These aren't obvious from the documentation, but they're some of the most useful features in a real daily workflow.

/clear When Context Gets Stale

Context window management is real. After a long session, you've accumulated a lot of conversation history. Some of it is relevant. Most of it is noise from earlier tasks. When I switch to a completely different part of the codebase, I run /clear to wipe the session history. A clean context produces sharper, more focused answers.

/compact for Long Sessions

When I'm deep in a coding session but don't want to lose the thread completely, I use /compact. It summarizes the current conversation into a compressed form, keeping the meaningful context but freeing up token budget. I use this when I'm mid-feature and need to continue without starting over from scratch.

/model for Different Tasks

Not every task needs the same model. For quick edits, explanations, and simple refactors, a faster model works well and responds quickly. For complex architectural decisions or multi-file refactors with subtle interdependencies, I switch to Claude Opus 4.7 for deeper reasoning. Claude 4 Sonnet sits in the middle: precise, reliable, and well-suited for most professional coding tasks. Matching the model to the complexity of the task keeps costs down while keeping output quality where it needs to be.

Developer studying an ultrawide monitor showing a complex code refactoring diff with green and red lines

How I Give Context (Without Wasting It)

The biggest gap between developers who get great output from Claude Code and those who get mediocre output is how they frame their requests. It's not about being verbose. It's about giving the model what it needs to make the right decision on the first try.

Describe Intent, Not Just the Task

Weak prompt: "Fix the bug in auth.ts."

Strong prompt: "The validateUser function in auth.ts throws a null pointer exception when the user object doesn't have an email field. The email field is optional in the schema, but the function doesn't handle that case. Fix it without changing the function signature or return type."

The second version gives Claude Code the what, the why, and the constraint. You get the right fix in one shot instead of three revision cycles.

Give It the Full Error

When debugging, I paste the full stack trace. Not a summary. Not a paraphrase. The actual error output, with file paths, line numbers, and the message exactly as it appeared. Root cause analysis is dramatically better when Claude Code works from the real error rather than a description of it.

Establish What Already Exists

Before asking for a new feature, I'll describe the existing code in context: "Here's the current UserService implementation.

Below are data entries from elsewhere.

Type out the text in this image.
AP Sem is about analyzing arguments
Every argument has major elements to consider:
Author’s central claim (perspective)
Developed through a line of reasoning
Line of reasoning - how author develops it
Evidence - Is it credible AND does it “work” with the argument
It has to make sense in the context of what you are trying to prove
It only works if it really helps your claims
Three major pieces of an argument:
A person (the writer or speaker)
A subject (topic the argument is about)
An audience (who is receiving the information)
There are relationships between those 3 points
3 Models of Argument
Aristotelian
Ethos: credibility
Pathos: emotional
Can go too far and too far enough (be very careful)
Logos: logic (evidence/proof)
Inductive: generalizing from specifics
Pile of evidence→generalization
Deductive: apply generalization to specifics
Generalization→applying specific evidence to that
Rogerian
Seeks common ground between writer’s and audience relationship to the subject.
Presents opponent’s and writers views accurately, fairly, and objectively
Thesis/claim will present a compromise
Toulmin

I want to add a deactivateUser method that follows the same pattern as deleteUser but sets status to inactive instead of removing the record." This eliminates ambiguity about style and existing patterns before Claude Code writes a single line.

Close-up of developer's hand near laptop trackpad with debugging terminal output visible on screen

My Refactoring Workflow

Refactoring is where Claude Code genuinely saves me the most time. But you need the right process to avoid introducing bugs while moving fast.

Always Review the Diff

Before I approve any multi-file edit, I read the diff carefully. Not skimming. Actually reading every changed line and asking: does this change do what I intended? Does it touch anything I didn't expect? Claude Code is good at refactors, but it sometimes makes adjacent changes based on assumptions about what you probably want. The diff is your last checkpoint before changes land.

One Concern at a Time

I don't ask for large refactors in a single shot. I break them into atomic steps: "Rename all instances of UserRecord to UserDocument across the codebase." Review and approve. "Now update the TypeScript interface at types/user.ts to match the new naming." Review and approve. Smaller sequential changes are easier to verify and safer to apply.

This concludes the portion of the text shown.